A rapp is a robot (or rocon) application. This is the entity that is installed and executed by the robot application manager. Typically a rapp is simply a ros launcher with a rapp specification (metadata, icon, public interface). No code, just dependencies on code packages.
Breakdown
A simple example is the talker app. A quick browse through the files should give you something of an inkling on what is going on. A more detailed breakdown of the three files:
Launch
<launch> <node name="talker" pkg="rospy_tutorials" type="talker" output="screen"/> </launch>
This is what the robot app manager launches when requested to start your app. There are no special buttons and whistles beyond the usual capabilities of a roslaunch file.
Interface
publishers: - chatter subscribers: [] services: []
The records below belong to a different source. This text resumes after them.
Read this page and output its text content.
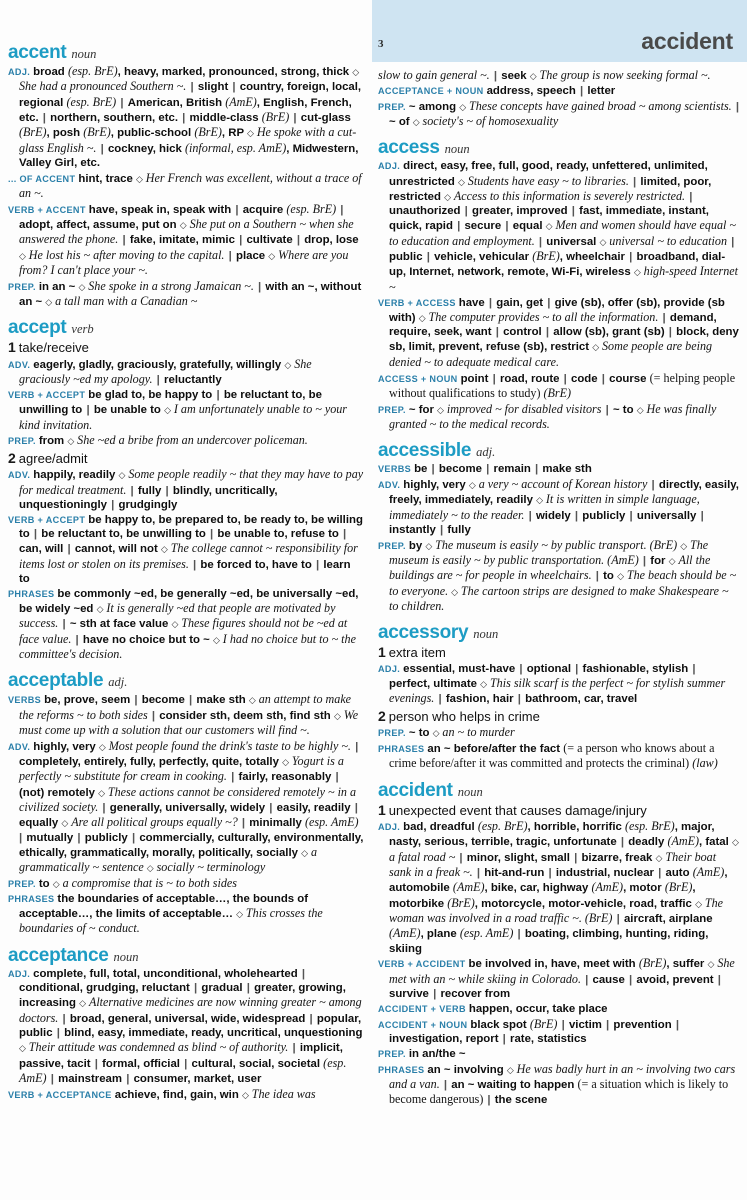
3	accident
accent noun

ADJ. broad (esp. BrE), heavy, marked, pronounced, strong, thick ◇ She had a pronounced Southern ~. | slight | country, foreign, local, regional (esp. BrE) | American, British (AmE), English, French, etc. | northern, southern, etc. | middle-class (BrE) | cut-glass (BrE), posh (BrE), public-school (BrE), RP ◇ He spoke with a cut-glass English ~. | cockney, hick (informal, esp. AmE), Midwestern, Valley Girl, etc.

... OF ACCENT hint, trace ◇ Her French was excellent, without a trace of an ~.

VERB + ACCENT have, speak in, speak with | acquire (esp. BrE) | adopt, affect, assume, put on ◇ She put on a Southern ~ when she answered the phone. | fake, imitate, mimic | cultivate | drop, lose ◇ He lost his ~ after moving to the capital. | place ◇ Where are you from? I can't place your ~.

PREP. in an ~ ◇ She spoke in a strong Jamaican ~. | with an ~, without an ~ ◇ a tall man with a Canadian ~

accept verb
1 take/receive

ADV. eagerly, gladly, graciously, gratefully, willingly ◇ She graciously ~ed my apology. | reluctantly

VERB + ACCEPT be glad to, be happy to | be reluctant to, be unwilling to | be unable to ◇ I am unfortunately unable to ~ your kind invitation.

PREP. from ◇ She ~ed a bribe from an undercover policeman.

2 agree/admit

ADV. happily, readily ◇ Some people readily ~ that they may have to pay for medical treatment. | fully | blindly, uncritically, unquestioningly | grudgingly

VERB + ACCEPT be happy to, be prepared to, be ready to, be willing to | be reluctant to, be unwilling to | be unable to, refuse to | can, will | cannot, will not ◇ The college cannot ~ responsibility for items lost or stolen on its premises. | be forced to, have to | learn to

PHRASES be commonly ~ed, be generally ~ed, be universally ~ed, be widely ~ed ◇ It is generally ~ed that people are motivated by success. | ~ sth at face value ◇ These figures should not be ~ed at face value. | have no choice but to ~ ◇ I had no choice but to ~ the committee's decision.

acceptable adj.

VERBS be, prove, seem | become | make sth ◇ an attempt to make the reforms ~ to both sides | consider sth, deem sth, find sth ◇ We must come up with a solution that our customers will find ~.

ADV. highly, very ◇ Most people found the drink's taste to be highly ~. | completely, entirely, fully, perfectly, quite, totally ◇ Yogurt is a perfectly ~ substitute for cream in cooking. | fairly, reasonably | (not) remotely ◇ These actions cannot be considered remotely ~ in a civilized society. | generally, universally, widely | easily, readily | equally ◇ Are all political groups equally ~? | minimally (esp. AmE) | mutually | publicly | commercially, culturally, environmentally, ethically, grammatically, morally, politically, socially ◇ a grammatically ~ sentence ◇ socially ~ terminology

PREP. to ◇ a compromise that is ~ to both sides

PHRASES the boundaries of acceptable…, the bounds of acceptable…, the limits of acceptable… ◇ This crosses the boundaries of ~ conduct.

acceptance noun

ADJ. complete, full, total, unconditional, wholehearted | conditional, grudging, reluctant | gradual | greater, growing, increasing ◇ Alternative medicines are now winning greater ~ among doctors. | broad, general, universal, wide, widespread | popular, public | blind, easy, immediate, ready, uncritical, unquestioning ◇ Their attitude was condemned as blind ~ of authority. | implicit, passive, tacit | formal, official | cultural, social, societal (esp. AmE) | mainstream | consumer, market, user

VERB + ACCEPTANCE achieve, find, gain, win ◇ The idea was

slow to gain general ~. | seek ◇ The group is now seeking formal ~.

ACCEPTANCE + NOUN address, speech | letter

PREP. ~ among ◇ These concepts have gained broad ~ among scientists. | ~ of ◇ society's ~ of homosexuality

access noun

ADJ. direct, easy, free, full, good, ready, unfettered, unlimited, unrestricted ◇ Students have easy ~ to libraries. | limited, poor, restricted ◇ Access to this information is severely restricted. | unauthorized | greater, improved | fast, immediate, instant, quick, rapid | secure | equal ◇ Men and women should have equal ~ to education and employment. | universal ◇ universal ~ to education | public | vehicle, vehicular (BrE), wheelchair | broadband, dial-up, Internet, network, remote, Wi-Fi, wireless ◇ high-speed Internet ~

VERB + ACCESS have | gain, get | give (sb), offer (sb), provide (sb with) ◇ The computer provides ~ to all the information. | demand, require, seek, want | control | allow (sb), grant (sb) | block, deny sb, limit, prevent, refuse (sb), restrict ◇ Some people are being denied ~ to adequate medical care.

ACCESS + NOUN point | road, route | code | course (= helping people without qualifications to study) (BrE)

PREP. ~ for ◇ improved ~ for disabled visitors | ~ to ◇ He was finally granted ~ to the medical records.

accessible adj.

VERBS be | become | remain | make sth

ADV. highly, very ◇ a very ~ account of Korean history | directly, easily, freely, immediately, readily ◇ It is written in simple language, immediately ~ to the reader. | widely | publicly | universally | instantly | fully

PREP. by ◇ The museum is easily ~ by public transport. (BrE) ◇ The museum is easily ~ by public transportation. (AmE) | for ◇ All the buildings are ~ for people in wheelchairs. | to ◇ The beach should be ~ to everyone. ◇ The cartoon strips are designed to make Shakespeare ~ to children.

accessory noun
1 extra item

ADJ. essential, must-have | optional | fashionable, stylish | perfect, ultimate ◇ This silk scarf is the perfect ~ for stylish summer evenings. | fashion, hair | bathroom, car, travel

2 person who helps in crime

PREP. ~ to ◇ an ~ to murder

PHRASES an ~ before/after the fact (= a person who knows about a crime before/after it was committed and protects the criminal) (law)

accident noun
1 unexpected event that causes damage/injury

ADJ. bad, dreadful (esp. BrE), horrible, horrific (esp. BrE), major, nasty, serious, terrible, tragic, unfortunate | deadly (AmE), fatal ◇ a fatal road ~ | minor, slight, small | bizarre, freak ◇ Their boat sank in a freak ~. | hit-and-run | industrial, nuclear | auto (AmE), automobile (AmE), bike, car, highway (AmE), motor (BrE), motorbike (BrE), motorcycle, motor-vehicle, road, traffic ◇ The woman was involved in a road traffic ~. (BrE) | aircraft, airplane (AmE), plane (esp. AmE) | boating, climbing, hunting, riding, skiing

VERB + ACCIDENT be involved in, have, meet with (BrE), suffer ◇ She met with an ~ while skiing in Colorado. | cause | avoid, prevent | survive | recover from

ACCIDENT + VERB happen, occur, take place

ACCIDENT + NOUN black spot (BrE) | victim | prevention | investigation, report | rate, statistics

PREP. in an/the ~

PHRASES an ~ involving ◇ He was badly hurt in an ~ involving two cars and a van. | an ~ waiting to happen (= a situation which is likely to become dangerous) | the scene
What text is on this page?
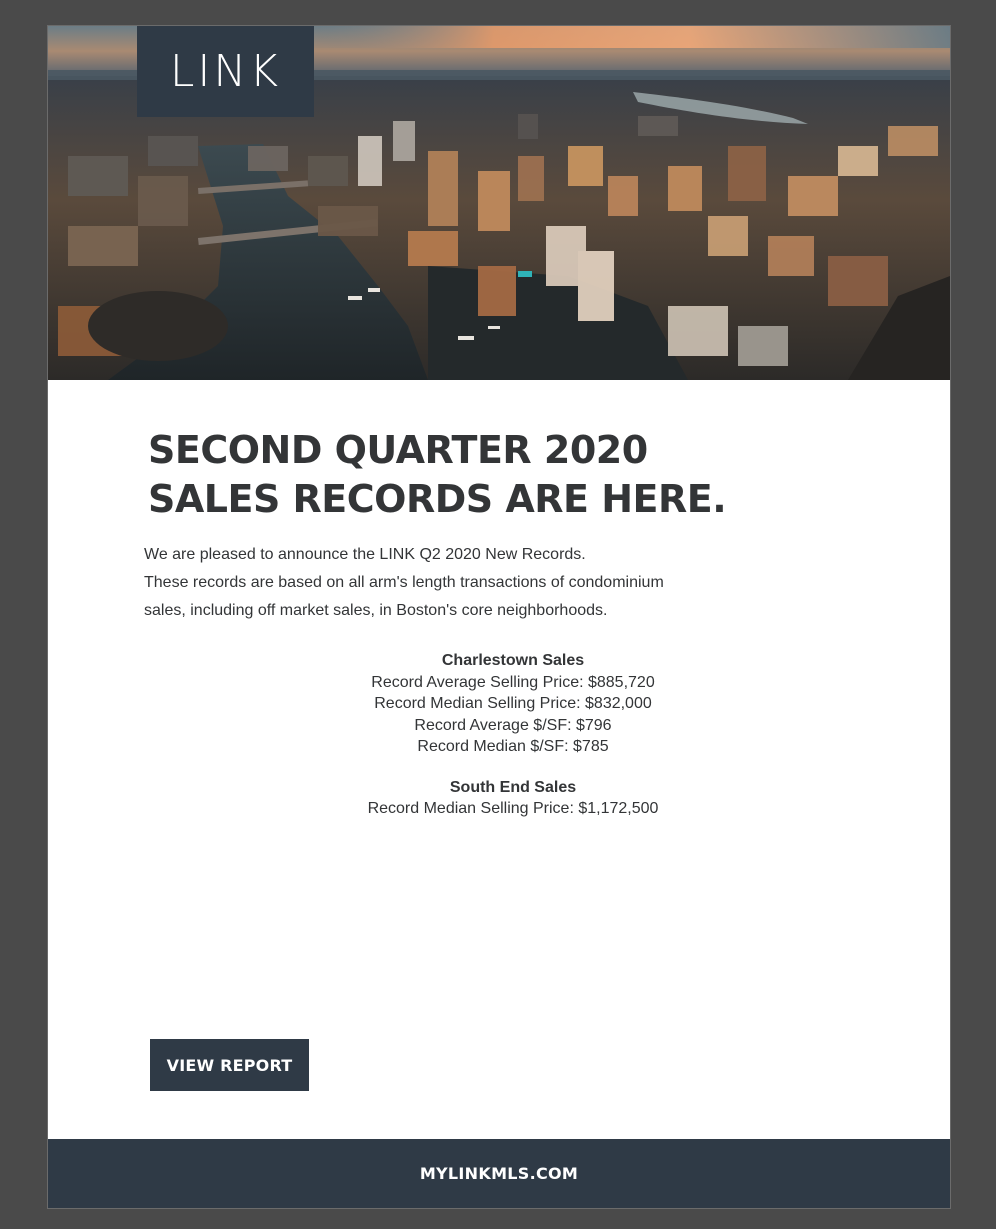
LINK
SECOND QUARTER 2020
SALES RECORDS ARE HERE.
We are pleased to announce the LINK Q2 2020 New Records.
These records are based on all arm's length transactions of condominium
sales, including off market sales, in Boston's core neighborhoods.
Charlestown Sales
Record Average Selling Price: $885,720
Record Median Selling Price: $832,000
Record Average $/SF: $796
Record Median $/SF: $785
South End Sales
Record Median Selling Price: $1,172,500
VIEW REPORT
MYLINKMLS.COM
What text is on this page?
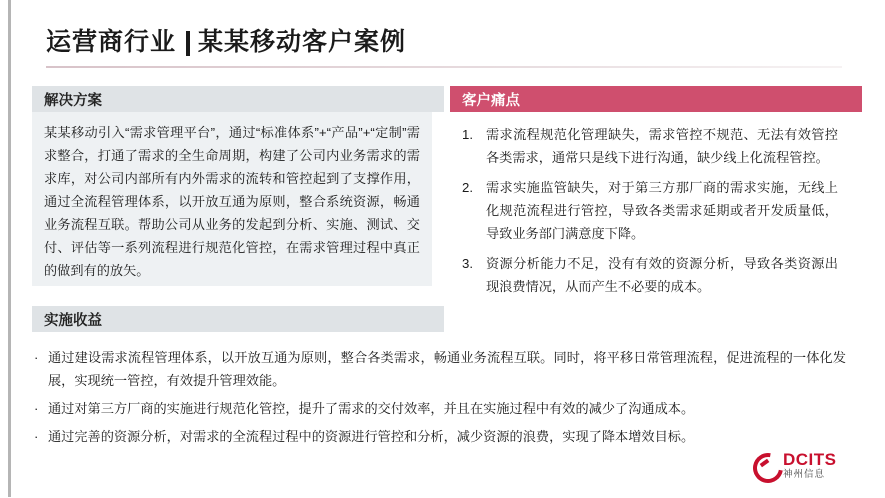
运营商行业 某某移动客户案例
解决方案
某某移动引入“需求管理平台”，通过“标准体系”+“产品”+“定制”需求整合，打通了需求的全生命周期，构建了公司内业务需求的需求库，对公司内部所有内外需求的流转和管控起到了支撑作用，通过全流程管理体系，以开放互通为原则，整合系统资源，畅通业务流程互联。帮助公司从业务的发起到分析、实施、测试、交付、评估等一系列流程进行规范化管控，在需求管理过程中真正的做到有的放矢。
客户痛点
1. 需求流程规范化管理缺失，需求管控不规范、无法有效管控各类需求，通常只是线下进行沟通，缺少线上化流程管控。
2. 需求实施监管缺失，对于第三方那厂商的需求实施，无线上化规范流程进行管控，导致各类需求延期或者开发质量低，导致业务部门满意度下降。
3. 资源分析能力不足，没有有效的资源分析，导致各类资源出现浪费情况，从而产生不必要的成本。
实施收益
· 通过建设需求流程管理体系，以开放互通为原则，整合各类需求，畅通业务流程互联。同时，将平移日常管理流程，促进流程的一体化发展，实现统一管控，有效提升管理效能。
· 通过对第三方厂商的实施进行规范化管控，提升了需求的交付效率，并且在实施过程中有效的减少了沟通成本。
· 通过完善的资源分析，对需求的全流程过程中的资源进行管控和分析，减少资源的浪费，实现了降本增效目标。
DCITS
神州信息
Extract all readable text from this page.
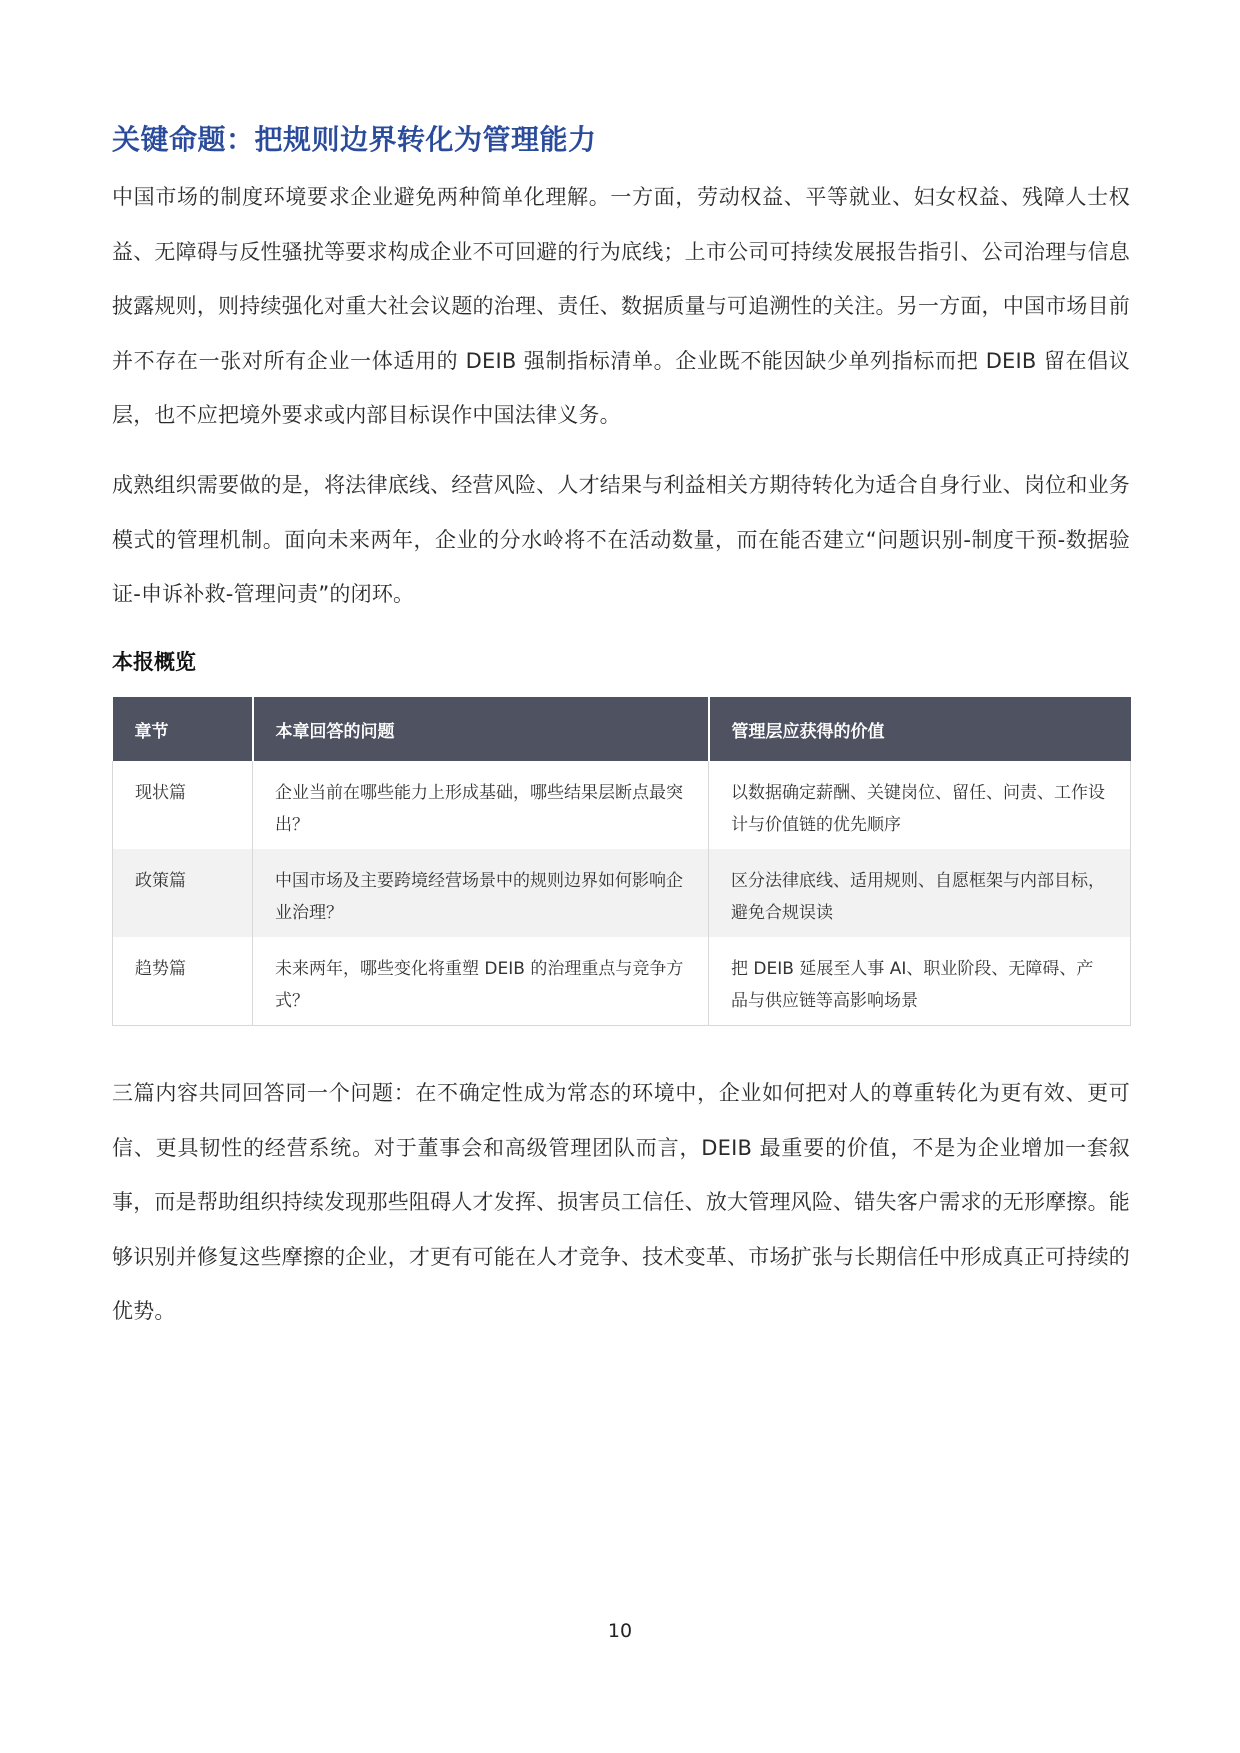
关键命题：把规则边界转化为管理能力

中国市场的制度环境要求企业避免两种简单化理解。一方面，劳动权益、平等就业、妇女权益、残障人士权益、无障碍与反性骚扰等要求构成企业不可回避的行为底线；上市公司可持续发展报告指引、公司治理与信息披露规则，则持续强化对重大社会议题的治理、责任、数据质量与可追溯性的关注。另一方面，中国市场目前并不存在一张对所有企业一体适用的 DEIB 强制指标清单。企业既不能因缺少单列指标而把 DEIB 留在倡议层，也不应把境外要求或内部目标误作中国法律义务。

成熟组织需要做的是，将法律底线、经营风险、人才结果与利益相关方期待转化为适合自身行业、岗位和业务模式的管理机制。面向未来两年，企业的分水岭将不在活动数量，而在能否建立“问题识别-制度干预-数据验证-申诉补救-管理问责”的闭环。

本报概览
章节	本章回答的问题	管理层应获得的价值
现状篇	企业当前在哪些能力上形成基础，哪些结果层断点最突出？	以数据确定薪酬、关键岗位、留任、问责、工作设计与价值链的优先顺序
政策篇	中国市场及主要跨境经营场景中的规则边界如何影响企业治理？	区分法律底线、适用规则、自愿框架与内部目标，避免合规误读
趋势篇	未来两年，哪些变化将重塑 DEIB 的治理重点与竞争方式？	把 DEIB 延展至人事 AI、职业阶段、无障碍、产品与供应链等高影响场景

三篇内容共同回答同一个问题：在不确定性成为常态的环境中，企业如何把对人的尊重转化为更有效、更可信、更具韧性的经营系统。对于董事会和高级管理团队而言，DEIB 最重要的价值，不是为企业增加一套叙事，而是帮助组织持续发现那些阻碍人才发挥、损害员工信任、放大管理风险、错失客户需求的无形摩擦。能够识别并修复这些摩擦的企业，才更有可能在人才竞争、技术变革、市场扩张与长期信任中形成真正可持续的优势。

10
This is the parts of your software that will be exposed to remote systems for either pairing or concert (multimaster) modes. At the moment it is a yaml list of publishers, services, action_clients and action_servers.
Rapp
display: Talker description: Default ros style talker tutorial platform: linux.ros.* launch: rocon_apps/talker.launch interface: rocon_apps/talker.interface icon: rocon_apps/rocon_bubble.png pairing_clients: - type: android manager: api-level: 10 intent-action: com.github.ros_java.android_apps.listener.Listener
This file stores all the meta-data for the application. Each of the fields should be self-evident. Note that the values for the interface and icon keys are resource names.
The pairing clients information is not necessary if you are not planning to run your rapp in pairing mode with an android application (e.g. chirp).
Create
A rapp can be a standalone ros package, or you can collect a group of rapps together inside a single package (e.g. rocon apps). In either case, simply follow the steps below to create your own rapp:
- Create a folder for your rapp
Copy the interface, rapp and launch file from the talker rapp.
- Modify the contents of these to suit your application.
Install
You now need to inform the robot app manager about your rapp. Later we plan to utilise repositories with meta-information about the rapps, but for now they are simply locally installed on the robot.
The robot app manager accepts yaml based lists of rapps referenced by resource names and have the .rapps extension. e.g.
apps: - rocon_apps/chirp - rocon_apps/talker - rocon_apps/listener
These can be anywhere on the system, but usually a good convention is to put a rapp list at the root of your package's rapp collection (e.g. rocon.rapps.
Once you have a rapp list, you can inform the robot app manager of the list by passing it as an arg to the robot app manager launcher (to either of the standalone or paired launchers)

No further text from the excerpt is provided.